The “window hypothesis” postulates that beta-blockers increase the survival rate only within a clinical window. In patients who have early cirrhosis without moderate-to-large varices, beta-blockers do not prevent the development of varices and may result in adverse effects. The clinical window for beta-blockers opens when patients have moderate-to-large esophageal varices with or without variceal bleeding,and beta-blockers are indicated for primary and secondary prophylaxis of variceal bleeding. The clinical window for beta-blockers closes when patients have refractory ascites, hypotension, the hepatorenal syndrome, spontaneous bacterial peritonitis, or sepsis, owing to unfavorable hemodynamic effects in advanced cirrhosis. RAAS denotes renin-angiotensin-aldosterone system.

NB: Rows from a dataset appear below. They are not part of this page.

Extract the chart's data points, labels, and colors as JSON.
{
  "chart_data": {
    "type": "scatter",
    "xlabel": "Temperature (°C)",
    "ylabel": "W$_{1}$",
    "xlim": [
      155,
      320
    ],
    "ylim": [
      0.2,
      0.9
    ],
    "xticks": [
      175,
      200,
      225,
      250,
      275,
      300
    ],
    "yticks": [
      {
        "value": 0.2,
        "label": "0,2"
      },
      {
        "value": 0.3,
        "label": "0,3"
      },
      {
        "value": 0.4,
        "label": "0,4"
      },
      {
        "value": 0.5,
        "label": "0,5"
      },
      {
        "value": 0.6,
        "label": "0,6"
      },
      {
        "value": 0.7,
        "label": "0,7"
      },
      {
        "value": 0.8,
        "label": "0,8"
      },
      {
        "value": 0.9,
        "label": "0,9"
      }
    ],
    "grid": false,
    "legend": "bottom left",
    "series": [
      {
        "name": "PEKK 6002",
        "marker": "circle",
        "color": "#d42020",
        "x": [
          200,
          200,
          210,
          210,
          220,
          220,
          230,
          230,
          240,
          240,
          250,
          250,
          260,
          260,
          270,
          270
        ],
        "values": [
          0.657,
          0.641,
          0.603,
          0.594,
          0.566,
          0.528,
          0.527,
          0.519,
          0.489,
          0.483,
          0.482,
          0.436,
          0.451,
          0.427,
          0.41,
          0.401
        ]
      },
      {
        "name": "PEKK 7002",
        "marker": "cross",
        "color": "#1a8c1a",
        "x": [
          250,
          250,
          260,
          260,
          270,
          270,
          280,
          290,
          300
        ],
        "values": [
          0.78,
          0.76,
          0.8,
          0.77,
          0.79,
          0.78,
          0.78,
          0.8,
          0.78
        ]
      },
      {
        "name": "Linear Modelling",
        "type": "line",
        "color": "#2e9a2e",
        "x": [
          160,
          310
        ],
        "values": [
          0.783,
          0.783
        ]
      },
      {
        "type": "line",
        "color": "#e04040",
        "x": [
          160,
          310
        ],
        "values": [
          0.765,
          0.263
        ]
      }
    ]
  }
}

What are some guidelines regarding the use of antihypertensives in patients with cirrhosis?
Patients with cirrhosis who have a history of hypertension gradually become normotensive and eventually hypotensive as cirrhosis progresses. Studies of blood pressure in patients with cirrhosis and ascites showed that a mean arterial pressure of 82 mm Hg or less was the single variable that was most strongly correlated with a reduced probability of survival. The probability of survival among patients with a mean arterial pressure of 82 mm Hg or less was 20% at 24 months and 0% at 48 months, as compared with 70% at 24 months and 50% at 48 months among patients with a mean arterial pressure of more than 82 mm Hg. In a similar study, hypotension with a cardiac index below 1.5 liters per minute per square meter of body-surface area predicted the development of the hepatorenal syndrome and decreased survival among patients with cirrhosis and ascites. Because of these hemodynamic changes, antihypertensive agents should be discontinued in patients who have decompensated cirrhosis with ascites or hypotension.